Learning Parameter Sharing with Tensor Decompositions and Sparsity
This addresses the deployment challenge for large models like Vision Transformers and Large Language Models on resource-constrained systems, representing an incremental improvement in model compression techniques.
The paper tackles the problem of compressing large neural networks for deployment on resource-constrained systems by introducing Fine-grained Parameter Sharing (FiPS), which reduces parameter budgets by 40-75% for models like DeiT-B, Swin-L, Gemma-2, and Llama-3 while maintaining accuracy within 1% point and perplexity with negligible degradation.

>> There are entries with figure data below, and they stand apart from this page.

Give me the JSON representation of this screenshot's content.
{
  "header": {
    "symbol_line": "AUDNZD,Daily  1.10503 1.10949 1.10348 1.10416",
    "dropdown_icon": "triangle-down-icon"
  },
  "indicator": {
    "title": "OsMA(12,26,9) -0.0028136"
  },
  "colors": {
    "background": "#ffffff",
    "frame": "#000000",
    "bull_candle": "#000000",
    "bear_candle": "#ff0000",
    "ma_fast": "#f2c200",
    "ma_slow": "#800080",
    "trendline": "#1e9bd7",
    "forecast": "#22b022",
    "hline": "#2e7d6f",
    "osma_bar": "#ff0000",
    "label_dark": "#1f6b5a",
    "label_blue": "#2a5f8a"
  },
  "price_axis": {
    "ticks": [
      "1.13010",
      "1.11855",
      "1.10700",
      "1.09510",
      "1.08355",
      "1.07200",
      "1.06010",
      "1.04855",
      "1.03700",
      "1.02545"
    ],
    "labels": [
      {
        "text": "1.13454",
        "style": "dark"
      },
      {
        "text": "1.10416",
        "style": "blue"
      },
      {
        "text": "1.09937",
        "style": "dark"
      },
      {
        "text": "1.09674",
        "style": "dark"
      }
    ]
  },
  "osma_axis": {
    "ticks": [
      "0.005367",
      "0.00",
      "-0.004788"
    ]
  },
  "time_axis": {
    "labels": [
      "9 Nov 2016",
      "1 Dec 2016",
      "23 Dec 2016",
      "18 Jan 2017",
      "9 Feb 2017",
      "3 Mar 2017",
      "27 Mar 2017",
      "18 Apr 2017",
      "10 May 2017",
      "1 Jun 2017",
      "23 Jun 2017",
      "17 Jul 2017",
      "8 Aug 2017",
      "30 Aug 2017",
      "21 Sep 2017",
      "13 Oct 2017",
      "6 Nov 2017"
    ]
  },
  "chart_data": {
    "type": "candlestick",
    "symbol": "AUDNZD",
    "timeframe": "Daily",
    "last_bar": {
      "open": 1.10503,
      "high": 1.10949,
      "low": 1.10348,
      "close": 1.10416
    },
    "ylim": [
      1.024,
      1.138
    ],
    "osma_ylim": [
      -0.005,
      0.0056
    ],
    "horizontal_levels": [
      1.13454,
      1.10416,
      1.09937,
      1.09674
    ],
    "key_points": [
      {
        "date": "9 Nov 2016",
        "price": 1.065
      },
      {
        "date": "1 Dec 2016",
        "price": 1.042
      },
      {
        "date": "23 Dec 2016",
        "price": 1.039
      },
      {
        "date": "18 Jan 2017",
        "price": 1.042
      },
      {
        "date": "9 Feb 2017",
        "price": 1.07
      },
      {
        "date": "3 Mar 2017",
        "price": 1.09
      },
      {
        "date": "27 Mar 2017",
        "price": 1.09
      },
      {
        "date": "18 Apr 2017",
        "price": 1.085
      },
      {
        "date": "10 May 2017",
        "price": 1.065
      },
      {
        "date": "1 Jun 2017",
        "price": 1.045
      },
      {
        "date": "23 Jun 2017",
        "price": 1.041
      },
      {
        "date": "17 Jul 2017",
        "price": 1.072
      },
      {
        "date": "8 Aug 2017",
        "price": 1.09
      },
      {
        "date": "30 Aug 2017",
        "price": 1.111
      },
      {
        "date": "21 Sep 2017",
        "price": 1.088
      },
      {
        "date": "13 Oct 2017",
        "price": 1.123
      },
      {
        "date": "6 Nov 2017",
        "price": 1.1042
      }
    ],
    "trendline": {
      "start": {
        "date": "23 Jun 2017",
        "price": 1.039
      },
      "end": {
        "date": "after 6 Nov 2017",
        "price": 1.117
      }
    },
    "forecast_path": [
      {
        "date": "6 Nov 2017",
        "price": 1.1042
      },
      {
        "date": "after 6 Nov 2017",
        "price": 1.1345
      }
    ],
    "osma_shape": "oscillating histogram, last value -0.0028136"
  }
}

Large neural networks exhibit exceptional performance across numerous tasks, yet their considerable size often hinders deployment on resource-constrained systems. While various model compression strategies have been well studied, parameter sharing remains underexplored. In this paper, we introduce Fine-grained Parameter Sharing (FiPS), a novel algorithm that leverages parameter sharing, tensor decomposition, and sparsity to effectively compress large-scale Vision Transformers (ViTs) and Large Language Models (LLMs). FiPS employs a shared base and sparse factors to represent neurons across multi-layer perceptron (MLP) modules, where initialization is guided by Singular Value Decomposition (SVD) and subsequent optimization is conducted through block-wise reconstruction error minimization. Experimental results show that FiPS reduces the parameter budget of MLP modules by 50-75% for DeiT-B and Swin-L and by 40-50% for various Gemma-2 and Llama-3 models while maintaining ViT model accuracy within 1% pt. of the original and LLM perplexity with negligible degradation.